La mission véritable du Christ de Dieu et de ses disciples
- Par le père Dinh Anh Nhue Nguyen, o.f.m. Conv., secrétaire général de l'Union pontificale missionnaire

22ÈME DIMANCHE DU TEMPS ORDINAIRE (ANNÉE A)

Jr 20, 7-9; Ps 62; Rm 12, 1-2; Mt 16, 21-27

La mission véritable du Christ de Dieu et de ses disciples

Après la profession de foi de Pierre, Jésus « ordonna aux disciples de ne dire à personne qu’il était le Messie. » Pourquoi avoir dit cela après qu’il avait confirmé la véracité des paroles prononcées par Pierre avec un grand éloge ? Nous avons la réponse à cette question dans l’évangile de ce jour.

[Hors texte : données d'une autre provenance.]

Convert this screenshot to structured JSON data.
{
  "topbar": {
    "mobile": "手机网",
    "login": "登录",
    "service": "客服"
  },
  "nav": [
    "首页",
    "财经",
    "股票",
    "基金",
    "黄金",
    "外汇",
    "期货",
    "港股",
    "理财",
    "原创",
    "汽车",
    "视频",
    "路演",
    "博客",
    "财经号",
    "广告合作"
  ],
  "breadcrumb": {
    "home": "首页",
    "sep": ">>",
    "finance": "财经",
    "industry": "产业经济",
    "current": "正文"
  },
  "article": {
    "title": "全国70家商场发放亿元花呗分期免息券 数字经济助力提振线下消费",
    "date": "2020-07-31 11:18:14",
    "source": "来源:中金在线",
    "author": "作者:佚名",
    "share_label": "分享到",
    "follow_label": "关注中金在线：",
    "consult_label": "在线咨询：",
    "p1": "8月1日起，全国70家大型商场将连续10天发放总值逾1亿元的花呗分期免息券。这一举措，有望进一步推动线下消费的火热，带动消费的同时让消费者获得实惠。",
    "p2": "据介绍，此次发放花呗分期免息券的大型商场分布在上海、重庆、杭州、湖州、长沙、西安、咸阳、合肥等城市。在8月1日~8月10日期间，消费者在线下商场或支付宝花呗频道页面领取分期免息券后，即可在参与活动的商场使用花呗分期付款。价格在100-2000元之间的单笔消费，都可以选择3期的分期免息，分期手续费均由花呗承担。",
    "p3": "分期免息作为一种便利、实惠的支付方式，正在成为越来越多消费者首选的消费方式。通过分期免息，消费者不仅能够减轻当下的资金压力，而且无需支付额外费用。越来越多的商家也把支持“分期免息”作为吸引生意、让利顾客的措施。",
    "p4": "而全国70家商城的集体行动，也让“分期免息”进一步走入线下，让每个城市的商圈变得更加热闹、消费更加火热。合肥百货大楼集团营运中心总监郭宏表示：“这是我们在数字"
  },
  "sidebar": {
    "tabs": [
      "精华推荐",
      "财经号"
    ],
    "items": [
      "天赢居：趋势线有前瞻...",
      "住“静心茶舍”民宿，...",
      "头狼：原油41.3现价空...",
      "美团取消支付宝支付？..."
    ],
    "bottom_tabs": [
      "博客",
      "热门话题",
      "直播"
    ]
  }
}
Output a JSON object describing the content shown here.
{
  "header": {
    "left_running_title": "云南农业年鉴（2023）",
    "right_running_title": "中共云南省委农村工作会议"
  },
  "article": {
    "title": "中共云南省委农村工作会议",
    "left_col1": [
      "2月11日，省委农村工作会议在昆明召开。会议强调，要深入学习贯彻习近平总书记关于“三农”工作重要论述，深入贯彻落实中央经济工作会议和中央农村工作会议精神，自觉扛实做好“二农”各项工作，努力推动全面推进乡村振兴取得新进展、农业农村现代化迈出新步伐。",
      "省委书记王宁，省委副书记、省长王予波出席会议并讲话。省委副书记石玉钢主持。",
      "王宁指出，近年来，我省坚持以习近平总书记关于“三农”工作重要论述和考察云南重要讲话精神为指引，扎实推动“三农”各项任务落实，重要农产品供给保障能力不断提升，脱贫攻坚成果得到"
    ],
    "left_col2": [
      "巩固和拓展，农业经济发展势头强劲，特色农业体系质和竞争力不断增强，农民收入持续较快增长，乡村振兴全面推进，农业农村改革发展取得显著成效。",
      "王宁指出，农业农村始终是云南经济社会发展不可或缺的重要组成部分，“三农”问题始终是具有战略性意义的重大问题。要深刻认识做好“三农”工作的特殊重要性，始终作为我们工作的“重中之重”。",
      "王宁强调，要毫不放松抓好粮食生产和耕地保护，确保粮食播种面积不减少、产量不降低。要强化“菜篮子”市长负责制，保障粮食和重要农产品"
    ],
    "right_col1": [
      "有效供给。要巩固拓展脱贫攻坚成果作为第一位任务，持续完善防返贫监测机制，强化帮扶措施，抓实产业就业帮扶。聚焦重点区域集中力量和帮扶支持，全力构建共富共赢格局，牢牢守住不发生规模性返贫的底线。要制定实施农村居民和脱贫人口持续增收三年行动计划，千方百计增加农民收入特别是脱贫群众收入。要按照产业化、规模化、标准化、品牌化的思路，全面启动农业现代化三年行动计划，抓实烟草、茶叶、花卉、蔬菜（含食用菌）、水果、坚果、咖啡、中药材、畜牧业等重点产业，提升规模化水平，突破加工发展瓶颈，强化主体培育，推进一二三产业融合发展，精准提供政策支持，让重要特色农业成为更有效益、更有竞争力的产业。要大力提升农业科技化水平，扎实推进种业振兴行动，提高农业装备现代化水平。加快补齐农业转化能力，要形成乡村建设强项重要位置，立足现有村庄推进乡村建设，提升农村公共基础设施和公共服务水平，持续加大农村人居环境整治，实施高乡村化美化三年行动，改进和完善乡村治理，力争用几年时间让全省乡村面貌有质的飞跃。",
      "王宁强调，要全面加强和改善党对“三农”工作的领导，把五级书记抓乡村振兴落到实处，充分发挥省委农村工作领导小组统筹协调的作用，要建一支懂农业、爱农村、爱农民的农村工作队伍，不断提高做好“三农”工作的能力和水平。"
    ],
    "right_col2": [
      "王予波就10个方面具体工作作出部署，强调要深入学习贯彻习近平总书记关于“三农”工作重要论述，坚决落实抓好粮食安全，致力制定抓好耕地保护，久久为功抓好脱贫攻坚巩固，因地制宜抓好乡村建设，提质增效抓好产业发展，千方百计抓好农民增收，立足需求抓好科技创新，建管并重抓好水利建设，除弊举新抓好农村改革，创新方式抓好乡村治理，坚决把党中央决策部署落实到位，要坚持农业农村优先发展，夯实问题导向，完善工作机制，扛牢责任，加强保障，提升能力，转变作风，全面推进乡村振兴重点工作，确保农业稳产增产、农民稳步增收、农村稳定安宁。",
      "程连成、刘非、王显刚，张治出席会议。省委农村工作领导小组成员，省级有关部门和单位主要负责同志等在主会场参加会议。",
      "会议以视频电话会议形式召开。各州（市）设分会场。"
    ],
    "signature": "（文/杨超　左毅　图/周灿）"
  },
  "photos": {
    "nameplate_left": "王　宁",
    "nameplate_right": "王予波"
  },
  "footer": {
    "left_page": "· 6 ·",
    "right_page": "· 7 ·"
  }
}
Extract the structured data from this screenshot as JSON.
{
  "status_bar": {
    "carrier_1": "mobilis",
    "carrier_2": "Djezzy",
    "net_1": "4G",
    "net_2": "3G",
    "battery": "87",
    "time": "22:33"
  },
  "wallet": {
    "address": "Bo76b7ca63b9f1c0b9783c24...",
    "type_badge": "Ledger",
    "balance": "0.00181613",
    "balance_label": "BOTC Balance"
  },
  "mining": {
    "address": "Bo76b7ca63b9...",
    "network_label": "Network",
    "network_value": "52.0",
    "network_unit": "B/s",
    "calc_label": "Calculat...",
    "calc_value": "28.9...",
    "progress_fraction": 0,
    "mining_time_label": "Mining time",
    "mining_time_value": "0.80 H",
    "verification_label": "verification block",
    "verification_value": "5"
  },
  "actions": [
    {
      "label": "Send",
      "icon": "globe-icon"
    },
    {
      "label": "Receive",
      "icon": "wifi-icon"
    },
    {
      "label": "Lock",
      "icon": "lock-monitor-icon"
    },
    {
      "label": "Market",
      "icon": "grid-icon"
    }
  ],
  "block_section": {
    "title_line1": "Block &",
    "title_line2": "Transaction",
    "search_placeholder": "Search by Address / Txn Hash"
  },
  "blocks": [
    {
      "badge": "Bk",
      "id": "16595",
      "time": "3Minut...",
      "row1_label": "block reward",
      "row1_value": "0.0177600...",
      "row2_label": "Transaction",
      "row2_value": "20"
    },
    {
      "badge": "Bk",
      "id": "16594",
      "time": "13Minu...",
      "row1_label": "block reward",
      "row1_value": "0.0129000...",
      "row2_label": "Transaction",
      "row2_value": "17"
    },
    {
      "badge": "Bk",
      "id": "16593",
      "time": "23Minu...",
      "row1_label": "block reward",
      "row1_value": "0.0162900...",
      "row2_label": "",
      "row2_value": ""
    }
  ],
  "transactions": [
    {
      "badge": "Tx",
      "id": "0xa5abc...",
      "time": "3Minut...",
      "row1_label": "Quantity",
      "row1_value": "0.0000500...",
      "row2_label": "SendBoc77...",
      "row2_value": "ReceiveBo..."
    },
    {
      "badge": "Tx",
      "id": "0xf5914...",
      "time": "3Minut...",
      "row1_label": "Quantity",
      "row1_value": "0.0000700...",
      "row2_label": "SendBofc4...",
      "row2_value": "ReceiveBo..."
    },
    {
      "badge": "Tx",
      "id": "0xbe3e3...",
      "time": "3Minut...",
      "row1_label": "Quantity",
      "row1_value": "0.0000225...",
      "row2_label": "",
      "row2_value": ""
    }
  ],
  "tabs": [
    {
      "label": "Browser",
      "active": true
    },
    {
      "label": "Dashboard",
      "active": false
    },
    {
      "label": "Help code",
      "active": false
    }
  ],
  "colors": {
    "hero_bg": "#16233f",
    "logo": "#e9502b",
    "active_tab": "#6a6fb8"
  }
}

Jésus, professé comme le Christ, le Fils du Dieu vivant, révèle maintenant la véritable mission du Christ-Messie pour le salut du monde selon le plan de Dieu. Le fait que Pierre résiste à cette révélation a entraîné une réaction presque véhémente de Jésus, cela fait comprendre qu’il veut non seulement éclairer ses disciples sur le projet divin à accomplir, mais il invite aussi à comprendre et à adhérer à la même mission de leur maître. Les mots de Jésus sont fondamentaux pour la mission des disciples de tous temps, et ils méritent qu’on s’y attarde dans une perspective missionnaire.

  1. « À partir de ce moment, Jésus le Christ commença à montrer… qu’il lui fallait partir pour Jérusalem, souffrir beaucoup »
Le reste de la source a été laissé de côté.